Dans un retournement de situation qui ferait rougir d’envie n’importe quel scénariste de série B, l’administration Trump a réussi à capturer le dictateur vénézuélien Nicolás Maduro, laissant la Russie dans un état de choc. Pendant que Poutine se pavanait en se vantant d’un monde multipolaire, les États-Unis ont prouvé que ce monde n’était qu’un château de cartes, prêt à s’effondrer au moindre souffle.
Ce qui se passe réellement
Comme l’explique le journaliste d’opposition russe Konstantin Eggert dans un article pour Euractiv, la Russie s’est révélée totalement impuissante à empêcher la prise de pouvoir de Maduro.
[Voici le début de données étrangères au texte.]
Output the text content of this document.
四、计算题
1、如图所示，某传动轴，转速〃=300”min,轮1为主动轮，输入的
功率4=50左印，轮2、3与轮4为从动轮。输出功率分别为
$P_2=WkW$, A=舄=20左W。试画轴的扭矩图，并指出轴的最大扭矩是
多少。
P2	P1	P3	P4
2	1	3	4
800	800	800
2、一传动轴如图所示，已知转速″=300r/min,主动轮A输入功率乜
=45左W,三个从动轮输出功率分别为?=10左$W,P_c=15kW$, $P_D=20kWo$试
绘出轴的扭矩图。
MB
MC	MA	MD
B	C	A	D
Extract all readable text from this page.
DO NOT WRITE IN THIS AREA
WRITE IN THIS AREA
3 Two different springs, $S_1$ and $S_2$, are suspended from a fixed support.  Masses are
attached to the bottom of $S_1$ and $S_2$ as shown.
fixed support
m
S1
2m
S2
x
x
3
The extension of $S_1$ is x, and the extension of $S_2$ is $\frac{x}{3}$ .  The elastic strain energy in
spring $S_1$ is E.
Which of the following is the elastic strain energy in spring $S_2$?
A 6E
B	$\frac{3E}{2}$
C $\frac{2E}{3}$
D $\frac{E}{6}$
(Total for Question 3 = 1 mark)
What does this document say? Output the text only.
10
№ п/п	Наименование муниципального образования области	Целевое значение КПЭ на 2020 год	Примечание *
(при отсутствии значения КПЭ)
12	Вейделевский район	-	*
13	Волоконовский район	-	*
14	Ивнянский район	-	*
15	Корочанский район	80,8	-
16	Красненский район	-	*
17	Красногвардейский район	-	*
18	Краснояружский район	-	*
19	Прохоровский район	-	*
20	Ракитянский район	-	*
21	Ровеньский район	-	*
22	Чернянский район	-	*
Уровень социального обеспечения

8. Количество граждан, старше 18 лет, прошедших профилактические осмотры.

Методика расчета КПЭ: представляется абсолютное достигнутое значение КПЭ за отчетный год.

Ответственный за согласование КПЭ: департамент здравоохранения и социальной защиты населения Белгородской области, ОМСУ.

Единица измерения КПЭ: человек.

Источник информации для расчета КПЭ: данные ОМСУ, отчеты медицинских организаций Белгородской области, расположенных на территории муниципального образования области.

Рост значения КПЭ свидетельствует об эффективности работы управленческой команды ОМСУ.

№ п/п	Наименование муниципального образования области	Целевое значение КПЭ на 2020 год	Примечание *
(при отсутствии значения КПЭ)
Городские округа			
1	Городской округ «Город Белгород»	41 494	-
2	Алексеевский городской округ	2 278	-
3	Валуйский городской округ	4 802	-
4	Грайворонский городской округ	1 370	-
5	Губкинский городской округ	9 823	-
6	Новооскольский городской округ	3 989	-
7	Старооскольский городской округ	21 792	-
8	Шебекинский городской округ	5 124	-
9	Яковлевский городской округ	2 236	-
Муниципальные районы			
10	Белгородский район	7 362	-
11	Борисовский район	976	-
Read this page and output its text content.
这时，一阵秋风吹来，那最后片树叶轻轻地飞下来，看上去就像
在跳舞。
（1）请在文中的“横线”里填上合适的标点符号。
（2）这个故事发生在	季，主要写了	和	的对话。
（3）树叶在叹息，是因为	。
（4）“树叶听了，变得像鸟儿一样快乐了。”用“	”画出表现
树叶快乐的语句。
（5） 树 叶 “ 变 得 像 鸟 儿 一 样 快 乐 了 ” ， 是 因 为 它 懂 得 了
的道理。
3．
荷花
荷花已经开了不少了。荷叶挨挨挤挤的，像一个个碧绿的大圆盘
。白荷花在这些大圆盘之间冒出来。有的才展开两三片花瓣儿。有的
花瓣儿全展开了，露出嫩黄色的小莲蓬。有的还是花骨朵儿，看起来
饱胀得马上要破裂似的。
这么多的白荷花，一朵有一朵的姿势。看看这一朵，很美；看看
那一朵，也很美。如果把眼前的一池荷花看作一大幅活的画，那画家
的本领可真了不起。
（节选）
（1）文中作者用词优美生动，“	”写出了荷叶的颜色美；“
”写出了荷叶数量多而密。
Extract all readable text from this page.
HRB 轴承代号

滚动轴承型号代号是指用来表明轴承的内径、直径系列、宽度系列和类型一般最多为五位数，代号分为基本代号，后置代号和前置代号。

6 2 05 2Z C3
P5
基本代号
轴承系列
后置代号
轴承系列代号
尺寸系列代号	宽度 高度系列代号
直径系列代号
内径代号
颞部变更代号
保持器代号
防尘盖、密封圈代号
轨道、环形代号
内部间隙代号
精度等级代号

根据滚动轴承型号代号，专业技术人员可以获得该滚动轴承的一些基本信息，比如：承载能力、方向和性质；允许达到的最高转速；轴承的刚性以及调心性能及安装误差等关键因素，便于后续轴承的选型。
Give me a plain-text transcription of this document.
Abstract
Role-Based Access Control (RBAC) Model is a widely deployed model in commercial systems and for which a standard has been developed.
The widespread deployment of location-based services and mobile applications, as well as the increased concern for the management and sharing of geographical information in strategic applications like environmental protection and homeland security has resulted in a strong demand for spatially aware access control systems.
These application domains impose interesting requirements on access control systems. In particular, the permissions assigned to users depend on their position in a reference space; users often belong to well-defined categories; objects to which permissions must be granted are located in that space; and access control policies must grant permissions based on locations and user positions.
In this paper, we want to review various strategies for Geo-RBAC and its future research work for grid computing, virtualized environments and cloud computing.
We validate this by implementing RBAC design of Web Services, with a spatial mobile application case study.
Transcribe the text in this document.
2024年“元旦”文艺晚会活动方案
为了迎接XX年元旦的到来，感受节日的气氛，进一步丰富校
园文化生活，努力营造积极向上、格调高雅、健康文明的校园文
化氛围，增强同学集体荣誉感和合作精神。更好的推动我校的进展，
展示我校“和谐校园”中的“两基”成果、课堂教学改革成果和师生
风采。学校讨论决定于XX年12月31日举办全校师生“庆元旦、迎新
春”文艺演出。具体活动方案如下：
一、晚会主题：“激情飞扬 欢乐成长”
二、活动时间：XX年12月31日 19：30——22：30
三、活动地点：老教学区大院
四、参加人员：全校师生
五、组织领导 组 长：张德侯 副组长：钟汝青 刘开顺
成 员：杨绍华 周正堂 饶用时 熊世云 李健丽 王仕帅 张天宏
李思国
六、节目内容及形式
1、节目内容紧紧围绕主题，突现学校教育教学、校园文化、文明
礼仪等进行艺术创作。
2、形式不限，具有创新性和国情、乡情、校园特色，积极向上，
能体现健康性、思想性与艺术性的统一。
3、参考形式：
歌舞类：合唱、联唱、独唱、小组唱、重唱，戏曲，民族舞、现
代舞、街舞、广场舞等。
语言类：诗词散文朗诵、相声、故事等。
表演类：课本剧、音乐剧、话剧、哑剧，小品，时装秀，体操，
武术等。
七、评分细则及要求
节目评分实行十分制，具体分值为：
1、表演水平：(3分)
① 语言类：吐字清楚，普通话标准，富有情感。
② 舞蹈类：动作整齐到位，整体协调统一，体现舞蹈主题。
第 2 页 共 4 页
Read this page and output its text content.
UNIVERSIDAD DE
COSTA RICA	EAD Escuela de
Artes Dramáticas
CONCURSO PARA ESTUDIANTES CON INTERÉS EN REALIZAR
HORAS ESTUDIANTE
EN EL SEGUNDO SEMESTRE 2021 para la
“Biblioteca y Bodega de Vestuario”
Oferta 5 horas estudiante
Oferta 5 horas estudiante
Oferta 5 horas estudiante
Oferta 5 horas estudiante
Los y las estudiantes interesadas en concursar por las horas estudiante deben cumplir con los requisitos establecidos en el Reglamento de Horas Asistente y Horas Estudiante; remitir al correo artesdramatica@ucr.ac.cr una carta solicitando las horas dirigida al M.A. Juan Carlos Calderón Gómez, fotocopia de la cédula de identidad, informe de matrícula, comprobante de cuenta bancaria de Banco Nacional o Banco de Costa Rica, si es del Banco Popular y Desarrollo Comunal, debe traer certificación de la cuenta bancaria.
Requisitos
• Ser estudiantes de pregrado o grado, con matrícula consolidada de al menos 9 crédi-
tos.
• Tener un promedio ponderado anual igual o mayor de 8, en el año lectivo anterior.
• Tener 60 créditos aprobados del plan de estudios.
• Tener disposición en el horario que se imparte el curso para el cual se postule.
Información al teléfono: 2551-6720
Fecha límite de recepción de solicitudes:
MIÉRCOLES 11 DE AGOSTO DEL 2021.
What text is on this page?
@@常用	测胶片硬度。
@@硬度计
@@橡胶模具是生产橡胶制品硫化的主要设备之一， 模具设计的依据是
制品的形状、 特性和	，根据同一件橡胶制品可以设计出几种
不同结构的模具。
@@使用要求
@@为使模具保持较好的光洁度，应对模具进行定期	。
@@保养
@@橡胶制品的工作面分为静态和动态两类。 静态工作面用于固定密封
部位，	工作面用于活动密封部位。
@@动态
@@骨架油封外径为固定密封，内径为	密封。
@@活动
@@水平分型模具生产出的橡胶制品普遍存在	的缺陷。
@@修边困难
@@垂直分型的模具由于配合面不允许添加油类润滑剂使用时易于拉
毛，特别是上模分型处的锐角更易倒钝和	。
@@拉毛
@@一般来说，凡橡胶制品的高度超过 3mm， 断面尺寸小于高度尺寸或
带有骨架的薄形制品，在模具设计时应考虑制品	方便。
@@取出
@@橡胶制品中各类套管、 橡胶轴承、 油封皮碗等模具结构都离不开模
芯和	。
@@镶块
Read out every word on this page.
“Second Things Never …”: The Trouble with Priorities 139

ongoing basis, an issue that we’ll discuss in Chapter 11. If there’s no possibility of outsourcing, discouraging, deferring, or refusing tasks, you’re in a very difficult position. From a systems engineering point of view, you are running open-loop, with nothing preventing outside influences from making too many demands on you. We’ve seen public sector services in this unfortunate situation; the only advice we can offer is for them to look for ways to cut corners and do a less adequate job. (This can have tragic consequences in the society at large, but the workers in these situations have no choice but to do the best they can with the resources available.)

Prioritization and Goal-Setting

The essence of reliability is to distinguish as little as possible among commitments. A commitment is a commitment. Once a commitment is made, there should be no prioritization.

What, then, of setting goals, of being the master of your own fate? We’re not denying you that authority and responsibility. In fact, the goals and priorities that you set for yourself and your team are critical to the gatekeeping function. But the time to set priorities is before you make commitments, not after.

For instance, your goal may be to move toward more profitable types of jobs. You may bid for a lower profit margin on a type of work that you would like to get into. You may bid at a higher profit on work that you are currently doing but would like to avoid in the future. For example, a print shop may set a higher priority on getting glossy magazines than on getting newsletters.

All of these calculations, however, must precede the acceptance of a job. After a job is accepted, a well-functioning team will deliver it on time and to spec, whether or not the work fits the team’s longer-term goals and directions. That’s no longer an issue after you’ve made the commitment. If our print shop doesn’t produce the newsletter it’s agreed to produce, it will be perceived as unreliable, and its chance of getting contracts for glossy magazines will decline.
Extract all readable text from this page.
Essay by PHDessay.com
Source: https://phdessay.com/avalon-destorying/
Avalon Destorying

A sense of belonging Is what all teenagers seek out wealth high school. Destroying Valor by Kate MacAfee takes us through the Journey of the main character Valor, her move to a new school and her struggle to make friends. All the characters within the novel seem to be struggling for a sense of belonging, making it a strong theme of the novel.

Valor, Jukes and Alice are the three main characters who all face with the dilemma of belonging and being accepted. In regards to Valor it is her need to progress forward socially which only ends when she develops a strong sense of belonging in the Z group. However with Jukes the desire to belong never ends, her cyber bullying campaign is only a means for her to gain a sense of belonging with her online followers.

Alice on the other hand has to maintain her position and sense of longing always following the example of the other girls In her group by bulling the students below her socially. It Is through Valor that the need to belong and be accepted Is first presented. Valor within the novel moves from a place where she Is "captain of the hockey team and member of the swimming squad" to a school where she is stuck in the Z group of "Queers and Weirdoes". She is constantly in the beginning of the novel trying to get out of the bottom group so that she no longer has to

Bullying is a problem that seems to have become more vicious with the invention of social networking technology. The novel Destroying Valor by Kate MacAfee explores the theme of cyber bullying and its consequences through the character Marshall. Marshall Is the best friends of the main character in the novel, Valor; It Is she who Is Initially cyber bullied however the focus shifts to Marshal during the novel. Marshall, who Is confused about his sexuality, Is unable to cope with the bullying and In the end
Le Kremlin a compris qu’il ne pouvait pas se permettre de s’engager dans une confrontation directe avec les États-Unis en Amérique latine, une région que Washington considère comme son pré carré. Ce qui a réellement terrifié le Kremlin, c’est la stratégie américaine post-capture : au lieu de démanteler complètement l’élite au pouvoir, Trump a choisi de maintenir l’appareil d’État, permettant au vice-président de gouverner tant qu’il reste loyal aux États-Unis.
Pourquoi cela dérange
Ce choix stratégique remet en question la logique même des régimes autoritaires. Dans un scénario classique de changement de régime, les fonctionnaires et les hommes de sécurité s’attendent à la répression et à la perte de leurs privilèges, ce qui les pousse à défendre le dictateur. Mais ici, les États-Unis ont montré qu’ils étaient prêts à négocier avec ces mêmes personnes, tant que le chef était éliminé. Cela sape le principal mécanisme de défense des régimes autoritaires.
Ce que cela implique concrètement
Pour Poutine, cela signifie qu’il pourrait bientôt se retrouver dans une situation où Trump, lassé des mensonges et de l’entêtement du Kremlin, pourrait se tourner vers d’autres membres du régime. Les États-Unis pourraient théoriquement offrir à l’entourage de Poutine un allègement des sanctions en échange d’un véritable accord de paix sur l’Ukraine. Une perspective qui doit faire frémir le dictateur russe.
Lecture satirique
Il est presque comique de voir comment Poutine, qui a toujours rêvé d’être le grand maître du jeu géopolitique, se fait maintenant voler la vedette par un Trump qui, en un clin d’œil, a fait ce que le Kremlin n’a pas réussi à accomplir en quatre ans de guerre en Ukraine. « Poutine doit être insupportablement jaloux de Trump », a déclaré l’analyste politique Abbas Gallyamov. Une jalousie qui pourrait bien se transformer en rage, alors que le monde entier assiste à la mise en scène de l’impuissance russe.
Effet miroir international
Cette situation rappelle les dérives autoritaires qui se multiplient à travers le monde, où les dirigeants se croient à l’abri des conséquences de leurs actes. Que ce soit en Russie, en Chine ou ailleurs, la leçon est claire : les régimes qui se croient invincibles peuvent rapidement se retrouver sur la sellette, surtout lorsque les superpuissances jouent leurs cartes avec audace.
À quoi s’attendre
À l’avenir, il est probable que la Russie devra revoir sa stratégie, non seulement en Ukraine mais aussi dans ses relations avec les États-Unis. Si Trump continue sur sa lancée, Poutine pourrait bien se retrouver dans une position encore plus précaire, où la loyauté de ses alliés sera mise à l’épreuve.